If I were Greenspan, I would tell the market that my personal preference is that the gold price rise no higher than, say, $390, and that it fall no further than, say, $350. As long as gold is within those benchmarks, the bond market could expect no change in Fed policy. The economy could grow as fast as it wants, and it is chomping at the bit, as the steady stream of positive economic news indicates. Greenspan is right when he says the fundamentals are in better shape than they have been in decades. The inflation hawks would have him tighten now, though, pushing up Federal funds and the discount rate and driving gold to $350 -- establishing a ceiling at that price instead of a floor. At this stage of the game, it would be like shock therapy. Given the burden on bonds of a potential trade war with Japan, it's too much to ask. It would be better for Greenspan to watch the gold price move after he sets the starting parameters, lowering the ceiling and/or raising the floor until the price is ready to be fixed. It might take two years, which is how much time he has left to his chairmanship, but if he got on this track, the secular bull market in bonds would resume and continue, and in 1996 the markets would demand that he be reappointed. 

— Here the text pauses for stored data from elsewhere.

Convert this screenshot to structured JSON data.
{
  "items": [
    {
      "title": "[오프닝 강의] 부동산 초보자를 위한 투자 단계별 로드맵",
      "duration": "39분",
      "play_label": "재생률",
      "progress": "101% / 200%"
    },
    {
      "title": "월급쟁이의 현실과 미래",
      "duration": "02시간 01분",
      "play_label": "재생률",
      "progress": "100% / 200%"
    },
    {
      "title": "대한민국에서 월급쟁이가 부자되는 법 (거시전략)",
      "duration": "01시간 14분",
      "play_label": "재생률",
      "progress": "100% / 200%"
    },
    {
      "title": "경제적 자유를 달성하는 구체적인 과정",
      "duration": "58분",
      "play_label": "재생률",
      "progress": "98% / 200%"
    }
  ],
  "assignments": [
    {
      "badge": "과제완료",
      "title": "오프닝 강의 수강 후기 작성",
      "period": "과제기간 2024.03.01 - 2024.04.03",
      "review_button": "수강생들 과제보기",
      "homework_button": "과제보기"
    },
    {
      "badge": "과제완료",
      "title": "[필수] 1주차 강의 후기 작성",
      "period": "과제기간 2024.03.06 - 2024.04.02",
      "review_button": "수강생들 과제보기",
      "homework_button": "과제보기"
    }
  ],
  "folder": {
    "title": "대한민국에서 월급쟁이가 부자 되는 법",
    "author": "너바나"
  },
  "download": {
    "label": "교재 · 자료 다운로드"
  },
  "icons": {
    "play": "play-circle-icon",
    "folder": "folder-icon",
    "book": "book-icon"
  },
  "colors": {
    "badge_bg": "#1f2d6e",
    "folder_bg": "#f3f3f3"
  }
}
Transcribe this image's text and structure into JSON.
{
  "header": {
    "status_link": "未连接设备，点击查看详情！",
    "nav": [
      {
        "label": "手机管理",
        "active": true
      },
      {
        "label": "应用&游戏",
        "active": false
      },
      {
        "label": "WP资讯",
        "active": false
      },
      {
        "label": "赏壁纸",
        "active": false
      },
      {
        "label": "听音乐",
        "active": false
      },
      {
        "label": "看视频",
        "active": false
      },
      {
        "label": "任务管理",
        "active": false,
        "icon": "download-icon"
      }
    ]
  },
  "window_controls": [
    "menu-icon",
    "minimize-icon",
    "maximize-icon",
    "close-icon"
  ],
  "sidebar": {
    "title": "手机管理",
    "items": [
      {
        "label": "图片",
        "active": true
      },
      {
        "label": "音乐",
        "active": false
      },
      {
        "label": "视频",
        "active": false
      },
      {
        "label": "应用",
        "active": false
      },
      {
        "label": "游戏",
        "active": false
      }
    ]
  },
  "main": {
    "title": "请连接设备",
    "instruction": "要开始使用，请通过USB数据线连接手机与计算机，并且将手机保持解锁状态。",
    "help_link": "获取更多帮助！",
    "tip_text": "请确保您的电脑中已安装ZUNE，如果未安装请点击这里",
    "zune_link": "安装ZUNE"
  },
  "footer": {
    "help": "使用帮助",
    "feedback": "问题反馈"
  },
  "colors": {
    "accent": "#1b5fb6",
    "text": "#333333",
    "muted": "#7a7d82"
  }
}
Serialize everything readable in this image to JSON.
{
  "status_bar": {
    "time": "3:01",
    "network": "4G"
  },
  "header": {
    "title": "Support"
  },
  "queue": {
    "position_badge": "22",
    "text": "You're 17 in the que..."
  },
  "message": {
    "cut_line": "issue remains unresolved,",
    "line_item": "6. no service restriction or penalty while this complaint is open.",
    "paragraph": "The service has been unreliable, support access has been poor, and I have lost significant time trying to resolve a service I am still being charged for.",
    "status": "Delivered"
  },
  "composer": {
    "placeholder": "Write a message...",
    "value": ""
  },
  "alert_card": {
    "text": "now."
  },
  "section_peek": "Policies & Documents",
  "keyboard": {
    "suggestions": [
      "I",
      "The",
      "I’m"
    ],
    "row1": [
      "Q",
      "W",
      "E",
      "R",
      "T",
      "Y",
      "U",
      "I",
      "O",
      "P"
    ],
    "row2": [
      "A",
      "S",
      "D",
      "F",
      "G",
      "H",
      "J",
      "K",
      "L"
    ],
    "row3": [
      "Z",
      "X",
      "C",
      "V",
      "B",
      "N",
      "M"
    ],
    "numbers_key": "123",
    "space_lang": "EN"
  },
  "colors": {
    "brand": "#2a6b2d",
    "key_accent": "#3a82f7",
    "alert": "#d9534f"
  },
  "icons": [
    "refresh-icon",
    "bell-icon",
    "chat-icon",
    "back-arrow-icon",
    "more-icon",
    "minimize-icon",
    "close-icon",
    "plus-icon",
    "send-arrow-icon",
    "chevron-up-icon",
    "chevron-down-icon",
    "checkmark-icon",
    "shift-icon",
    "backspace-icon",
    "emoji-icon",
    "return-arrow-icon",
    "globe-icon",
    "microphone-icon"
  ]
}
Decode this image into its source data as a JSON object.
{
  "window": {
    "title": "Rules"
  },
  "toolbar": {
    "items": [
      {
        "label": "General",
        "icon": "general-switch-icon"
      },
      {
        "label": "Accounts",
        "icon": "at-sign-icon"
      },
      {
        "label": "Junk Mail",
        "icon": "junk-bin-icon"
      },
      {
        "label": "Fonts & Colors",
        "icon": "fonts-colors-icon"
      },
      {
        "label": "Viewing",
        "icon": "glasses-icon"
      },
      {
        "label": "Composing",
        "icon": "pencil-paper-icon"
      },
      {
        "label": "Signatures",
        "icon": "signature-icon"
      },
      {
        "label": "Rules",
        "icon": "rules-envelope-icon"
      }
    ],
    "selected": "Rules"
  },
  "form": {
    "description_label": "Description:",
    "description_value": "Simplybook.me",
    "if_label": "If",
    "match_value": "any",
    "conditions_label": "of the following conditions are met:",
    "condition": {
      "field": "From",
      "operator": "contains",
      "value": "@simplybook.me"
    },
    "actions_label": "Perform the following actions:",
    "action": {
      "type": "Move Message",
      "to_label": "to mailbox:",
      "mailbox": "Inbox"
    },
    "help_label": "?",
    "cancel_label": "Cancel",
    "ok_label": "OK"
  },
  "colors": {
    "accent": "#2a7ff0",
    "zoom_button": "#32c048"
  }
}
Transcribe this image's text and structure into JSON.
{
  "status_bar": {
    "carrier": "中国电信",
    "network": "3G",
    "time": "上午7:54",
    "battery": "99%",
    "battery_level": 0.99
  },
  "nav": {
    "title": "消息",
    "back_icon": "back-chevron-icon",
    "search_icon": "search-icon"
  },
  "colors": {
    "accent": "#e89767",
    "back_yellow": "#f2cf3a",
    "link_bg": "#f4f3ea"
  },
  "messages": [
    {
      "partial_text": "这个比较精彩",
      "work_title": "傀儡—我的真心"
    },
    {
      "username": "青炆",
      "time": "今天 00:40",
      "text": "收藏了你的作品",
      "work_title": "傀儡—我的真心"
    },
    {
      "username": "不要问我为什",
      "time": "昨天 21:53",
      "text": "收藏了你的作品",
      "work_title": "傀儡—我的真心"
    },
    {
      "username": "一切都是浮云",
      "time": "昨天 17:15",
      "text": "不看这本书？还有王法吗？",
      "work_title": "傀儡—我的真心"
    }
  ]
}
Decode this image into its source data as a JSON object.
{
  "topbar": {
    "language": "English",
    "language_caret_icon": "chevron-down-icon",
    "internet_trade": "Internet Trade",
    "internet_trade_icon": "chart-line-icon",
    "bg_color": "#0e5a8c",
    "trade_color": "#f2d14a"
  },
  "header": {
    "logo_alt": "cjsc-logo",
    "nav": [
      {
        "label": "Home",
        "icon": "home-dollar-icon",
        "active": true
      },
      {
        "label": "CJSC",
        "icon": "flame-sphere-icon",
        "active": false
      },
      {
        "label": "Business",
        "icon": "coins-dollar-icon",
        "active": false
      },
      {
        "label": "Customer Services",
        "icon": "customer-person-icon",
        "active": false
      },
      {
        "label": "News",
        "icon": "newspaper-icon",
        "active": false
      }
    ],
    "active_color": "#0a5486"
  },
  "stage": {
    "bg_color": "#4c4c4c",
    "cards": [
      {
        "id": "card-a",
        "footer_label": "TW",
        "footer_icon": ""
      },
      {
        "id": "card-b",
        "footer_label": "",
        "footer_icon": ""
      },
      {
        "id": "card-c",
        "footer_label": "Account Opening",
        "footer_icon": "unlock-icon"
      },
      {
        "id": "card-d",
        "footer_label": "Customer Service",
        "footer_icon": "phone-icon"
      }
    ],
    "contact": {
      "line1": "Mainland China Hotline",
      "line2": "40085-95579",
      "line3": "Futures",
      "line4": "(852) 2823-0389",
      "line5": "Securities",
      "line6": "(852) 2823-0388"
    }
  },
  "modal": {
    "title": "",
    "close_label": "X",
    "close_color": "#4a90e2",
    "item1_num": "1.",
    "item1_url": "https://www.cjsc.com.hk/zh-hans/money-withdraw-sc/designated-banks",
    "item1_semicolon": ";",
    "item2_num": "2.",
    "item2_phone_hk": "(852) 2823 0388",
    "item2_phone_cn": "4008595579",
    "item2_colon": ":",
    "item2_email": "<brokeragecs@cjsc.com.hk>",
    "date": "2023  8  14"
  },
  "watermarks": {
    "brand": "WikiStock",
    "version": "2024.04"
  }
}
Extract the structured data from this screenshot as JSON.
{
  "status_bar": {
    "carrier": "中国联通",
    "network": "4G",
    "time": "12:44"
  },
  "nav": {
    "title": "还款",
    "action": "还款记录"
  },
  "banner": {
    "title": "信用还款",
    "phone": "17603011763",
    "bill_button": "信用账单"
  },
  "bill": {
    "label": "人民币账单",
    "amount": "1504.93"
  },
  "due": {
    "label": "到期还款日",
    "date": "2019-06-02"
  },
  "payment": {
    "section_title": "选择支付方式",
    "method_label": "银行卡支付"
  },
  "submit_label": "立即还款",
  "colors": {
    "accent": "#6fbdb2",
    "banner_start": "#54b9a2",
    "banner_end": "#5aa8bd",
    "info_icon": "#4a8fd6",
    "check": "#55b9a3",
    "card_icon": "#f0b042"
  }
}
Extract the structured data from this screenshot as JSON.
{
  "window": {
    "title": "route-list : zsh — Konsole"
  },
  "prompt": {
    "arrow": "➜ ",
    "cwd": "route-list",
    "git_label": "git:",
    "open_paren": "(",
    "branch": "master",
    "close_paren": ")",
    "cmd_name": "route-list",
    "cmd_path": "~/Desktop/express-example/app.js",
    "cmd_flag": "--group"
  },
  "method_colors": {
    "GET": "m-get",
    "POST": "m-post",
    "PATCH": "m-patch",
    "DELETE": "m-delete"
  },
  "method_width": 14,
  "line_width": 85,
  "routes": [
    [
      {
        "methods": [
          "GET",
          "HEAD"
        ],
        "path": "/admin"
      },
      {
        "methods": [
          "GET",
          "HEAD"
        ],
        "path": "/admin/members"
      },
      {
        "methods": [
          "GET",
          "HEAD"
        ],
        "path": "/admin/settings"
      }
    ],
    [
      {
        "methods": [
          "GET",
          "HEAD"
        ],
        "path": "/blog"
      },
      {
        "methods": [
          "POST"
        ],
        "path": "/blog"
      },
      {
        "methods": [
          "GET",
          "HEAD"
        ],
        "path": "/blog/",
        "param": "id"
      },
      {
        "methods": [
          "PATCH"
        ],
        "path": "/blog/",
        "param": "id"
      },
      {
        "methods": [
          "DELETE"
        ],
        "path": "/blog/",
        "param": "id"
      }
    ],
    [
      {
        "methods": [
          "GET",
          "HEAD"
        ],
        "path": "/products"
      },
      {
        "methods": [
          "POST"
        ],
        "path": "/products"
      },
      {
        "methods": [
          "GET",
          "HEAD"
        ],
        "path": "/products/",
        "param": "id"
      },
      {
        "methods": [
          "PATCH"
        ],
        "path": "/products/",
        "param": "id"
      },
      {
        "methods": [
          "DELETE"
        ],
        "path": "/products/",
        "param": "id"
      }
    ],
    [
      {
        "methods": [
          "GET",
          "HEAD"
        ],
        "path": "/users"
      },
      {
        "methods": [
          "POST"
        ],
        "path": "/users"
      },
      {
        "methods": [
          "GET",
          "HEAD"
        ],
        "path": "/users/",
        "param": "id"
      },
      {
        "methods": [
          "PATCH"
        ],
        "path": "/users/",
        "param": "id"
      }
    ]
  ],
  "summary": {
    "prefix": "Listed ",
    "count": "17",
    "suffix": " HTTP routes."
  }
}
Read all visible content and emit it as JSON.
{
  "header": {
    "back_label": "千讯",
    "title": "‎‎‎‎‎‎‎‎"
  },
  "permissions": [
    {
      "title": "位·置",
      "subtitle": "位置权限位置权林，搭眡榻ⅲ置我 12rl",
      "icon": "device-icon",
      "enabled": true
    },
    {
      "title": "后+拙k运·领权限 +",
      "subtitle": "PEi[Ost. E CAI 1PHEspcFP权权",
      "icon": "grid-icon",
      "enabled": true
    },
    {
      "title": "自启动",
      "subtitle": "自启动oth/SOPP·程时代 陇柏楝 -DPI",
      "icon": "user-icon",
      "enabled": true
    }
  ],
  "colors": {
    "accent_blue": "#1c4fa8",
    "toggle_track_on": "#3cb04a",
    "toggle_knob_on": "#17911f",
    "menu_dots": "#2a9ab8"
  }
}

If we were to suggest this scenario a month ago, we would risk universal ridicule. Greenspan, though, has since brought gold into the intellectual arena by citing its valuable, unique informational properties before the House Banking Committee. He's only one question away from our scenario: At the moment, what does he think is the optimum price of gold, or at least, in what range does he remain comfortable? He knows, I'm sure, that sooner or later some inquisitive member of Congress will put that question to him in committee, and it will not hurt to have an answer. It would go a long way to ironing out the anxious uncertainties in all the world's financial markets.